Rodrigue Mortel*
Class of 1985
- University Professor and Chairman, Department of Obstetrics & Gynecology Pennsylvania State University College of Medicine
Rodrigue Mortel was born and raised in abject poverty in Haiti. "We had no running water, and there was no electricity in the entire town," he says. "Infectious diseases were rampant." When his family could not pay the $4 monthly rent, they were evicted from their small house and put out on the street.
Mortel's mother was illiterate, and his father had only a fourth-grade education. They stressed to their son the importance of getting an education, knowing it was the only way for him to escape poverty. By selling rice and tomatoes in an open-air market, Mortel's mother saved enough money to send him to high school in Port-au-Prince, where he boarded with a family and slept on a cot in the hall. He went on to college and graduated with honors.
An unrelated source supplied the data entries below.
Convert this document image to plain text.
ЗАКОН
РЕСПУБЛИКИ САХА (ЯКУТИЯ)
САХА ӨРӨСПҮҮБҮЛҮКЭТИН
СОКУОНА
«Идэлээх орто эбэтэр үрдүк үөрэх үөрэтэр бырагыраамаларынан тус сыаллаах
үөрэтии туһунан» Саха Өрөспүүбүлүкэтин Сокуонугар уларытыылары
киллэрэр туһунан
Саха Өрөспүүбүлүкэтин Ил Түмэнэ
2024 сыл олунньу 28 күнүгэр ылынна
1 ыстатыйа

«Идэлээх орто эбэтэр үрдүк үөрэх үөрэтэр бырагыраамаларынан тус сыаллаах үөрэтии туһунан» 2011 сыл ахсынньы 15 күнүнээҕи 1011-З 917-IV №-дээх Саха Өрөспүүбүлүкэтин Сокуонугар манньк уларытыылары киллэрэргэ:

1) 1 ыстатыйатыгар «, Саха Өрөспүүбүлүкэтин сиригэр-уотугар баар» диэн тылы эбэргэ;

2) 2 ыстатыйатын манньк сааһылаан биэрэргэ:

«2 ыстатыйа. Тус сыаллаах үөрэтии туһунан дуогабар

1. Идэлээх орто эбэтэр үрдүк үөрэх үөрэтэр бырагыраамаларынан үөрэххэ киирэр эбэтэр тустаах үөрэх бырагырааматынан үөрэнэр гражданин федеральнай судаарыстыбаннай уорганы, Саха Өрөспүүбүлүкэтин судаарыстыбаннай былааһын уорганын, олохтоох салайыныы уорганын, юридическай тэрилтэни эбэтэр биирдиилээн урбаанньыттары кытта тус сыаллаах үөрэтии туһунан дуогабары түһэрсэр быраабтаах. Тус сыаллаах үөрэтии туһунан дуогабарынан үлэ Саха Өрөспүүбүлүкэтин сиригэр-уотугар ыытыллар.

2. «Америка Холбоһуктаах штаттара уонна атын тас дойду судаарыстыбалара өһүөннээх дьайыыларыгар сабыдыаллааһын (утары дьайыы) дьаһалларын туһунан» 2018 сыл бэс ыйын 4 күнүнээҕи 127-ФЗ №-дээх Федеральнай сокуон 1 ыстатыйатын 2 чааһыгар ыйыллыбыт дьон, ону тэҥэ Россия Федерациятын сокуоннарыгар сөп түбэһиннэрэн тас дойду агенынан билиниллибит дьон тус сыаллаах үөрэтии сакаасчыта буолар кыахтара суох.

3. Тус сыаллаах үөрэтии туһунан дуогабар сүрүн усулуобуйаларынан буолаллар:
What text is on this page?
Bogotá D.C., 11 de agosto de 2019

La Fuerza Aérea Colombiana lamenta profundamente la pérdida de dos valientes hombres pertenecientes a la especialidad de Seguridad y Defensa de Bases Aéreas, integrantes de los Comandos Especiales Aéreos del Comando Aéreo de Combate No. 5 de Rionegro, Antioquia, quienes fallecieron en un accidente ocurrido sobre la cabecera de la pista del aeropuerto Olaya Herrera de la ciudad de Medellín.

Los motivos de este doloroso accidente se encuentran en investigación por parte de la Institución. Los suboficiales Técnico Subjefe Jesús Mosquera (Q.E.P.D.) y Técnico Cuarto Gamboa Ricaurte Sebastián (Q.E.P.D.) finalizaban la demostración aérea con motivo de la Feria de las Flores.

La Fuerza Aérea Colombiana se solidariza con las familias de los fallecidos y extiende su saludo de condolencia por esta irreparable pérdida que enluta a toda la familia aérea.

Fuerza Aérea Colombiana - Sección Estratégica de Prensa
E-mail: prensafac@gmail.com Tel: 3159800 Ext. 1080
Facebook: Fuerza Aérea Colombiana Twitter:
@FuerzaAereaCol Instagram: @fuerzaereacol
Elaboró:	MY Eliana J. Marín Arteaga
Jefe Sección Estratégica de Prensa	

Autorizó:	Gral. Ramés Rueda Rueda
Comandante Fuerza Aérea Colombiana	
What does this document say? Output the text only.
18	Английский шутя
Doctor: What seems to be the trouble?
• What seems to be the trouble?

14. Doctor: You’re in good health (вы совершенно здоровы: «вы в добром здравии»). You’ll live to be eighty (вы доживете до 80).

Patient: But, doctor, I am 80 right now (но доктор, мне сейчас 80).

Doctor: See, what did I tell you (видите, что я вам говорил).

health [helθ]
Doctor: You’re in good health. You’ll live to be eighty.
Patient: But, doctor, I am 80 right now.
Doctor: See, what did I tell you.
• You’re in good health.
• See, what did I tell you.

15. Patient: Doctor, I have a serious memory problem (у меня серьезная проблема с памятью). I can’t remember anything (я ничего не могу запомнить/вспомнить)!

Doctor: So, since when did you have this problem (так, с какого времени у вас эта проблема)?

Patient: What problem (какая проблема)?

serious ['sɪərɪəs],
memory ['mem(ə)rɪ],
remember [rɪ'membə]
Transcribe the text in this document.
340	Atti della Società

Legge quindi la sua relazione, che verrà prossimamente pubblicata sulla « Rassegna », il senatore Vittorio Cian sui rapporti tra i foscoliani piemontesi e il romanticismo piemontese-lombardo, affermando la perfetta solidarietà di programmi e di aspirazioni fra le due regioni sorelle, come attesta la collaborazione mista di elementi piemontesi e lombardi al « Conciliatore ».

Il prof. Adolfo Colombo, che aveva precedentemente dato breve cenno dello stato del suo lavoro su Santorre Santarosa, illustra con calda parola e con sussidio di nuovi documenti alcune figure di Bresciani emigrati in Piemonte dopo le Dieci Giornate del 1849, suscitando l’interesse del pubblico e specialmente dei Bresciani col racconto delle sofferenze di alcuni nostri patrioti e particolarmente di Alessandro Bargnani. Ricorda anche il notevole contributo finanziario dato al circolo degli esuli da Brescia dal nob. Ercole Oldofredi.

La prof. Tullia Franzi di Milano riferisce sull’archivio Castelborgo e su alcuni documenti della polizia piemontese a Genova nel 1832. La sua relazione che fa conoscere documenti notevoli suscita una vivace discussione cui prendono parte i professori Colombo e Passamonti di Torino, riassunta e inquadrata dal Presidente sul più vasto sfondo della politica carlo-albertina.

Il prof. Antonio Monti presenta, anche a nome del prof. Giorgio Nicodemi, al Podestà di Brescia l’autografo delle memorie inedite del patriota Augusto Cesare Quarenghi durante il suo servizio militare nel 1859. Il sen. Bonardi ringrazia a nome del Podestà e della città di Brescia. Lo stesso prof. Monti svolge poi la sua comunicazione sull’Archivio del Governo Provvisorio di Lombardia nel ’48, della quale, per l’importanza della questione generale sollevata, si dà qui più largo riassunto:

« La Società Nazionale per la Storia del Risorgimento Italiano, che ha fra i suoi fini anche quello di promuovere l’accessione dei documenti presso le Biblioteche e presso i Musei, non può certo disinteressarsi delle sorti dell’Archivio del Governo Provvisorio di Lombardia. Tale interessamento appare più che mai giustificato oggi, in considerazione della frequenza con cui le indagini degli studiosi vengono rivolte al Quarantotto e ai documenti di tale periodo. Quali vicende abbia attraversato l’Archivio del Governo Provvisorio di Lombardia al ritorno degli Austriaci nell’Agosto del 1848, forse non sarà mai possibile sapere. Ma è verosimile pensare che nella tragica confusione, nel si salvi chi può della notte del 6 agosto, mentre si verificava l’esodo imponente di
Mortel was one of only 40 out of 500 applicants selected to study at the Medical School of Port-au-Prince in 1954. After graduating, he was required to spend two years working in the hinterlands of Haiti. Wanting to expand his medical knowledge, Mortel continued his medical studies in Montreal.
After a year, he got an internship at Philadelphia's Mercy Douglas Hospital. He served his residency at Hahnemann Medical College and Hospital and then at Memorial Sloan Kettering Cancer Center, where he specialized in gynecological oncology. In 1972, he joined the Milton S. Hershey Medical Center. Mortel later retired as associate dean and director of the Penn State Cancer Center.
Throughout his career, Mortel visited Haiti regularly to offer medical assistance to the poor. "Success, to me, is not in the accomplishment," he says. "Success is when the accomplishment really helps someone else. If you accomplish something that is not useful to anyone, that has not helped another human being, then I'm not sure that is a success."
Mortel donated land to establish the Mortel Family Charitable Foundation, which built and operates a school to educate the poor in Haiti. He has also written about his life in his book, I Am from Haiti.
Mortel makes four points when he advises youth. He says, "There is nothing that you want to do that you cannot do, providing: One, you really want it; two, you are hardworking; three, you have the determination to do it; and four, you are honest with yourself and others."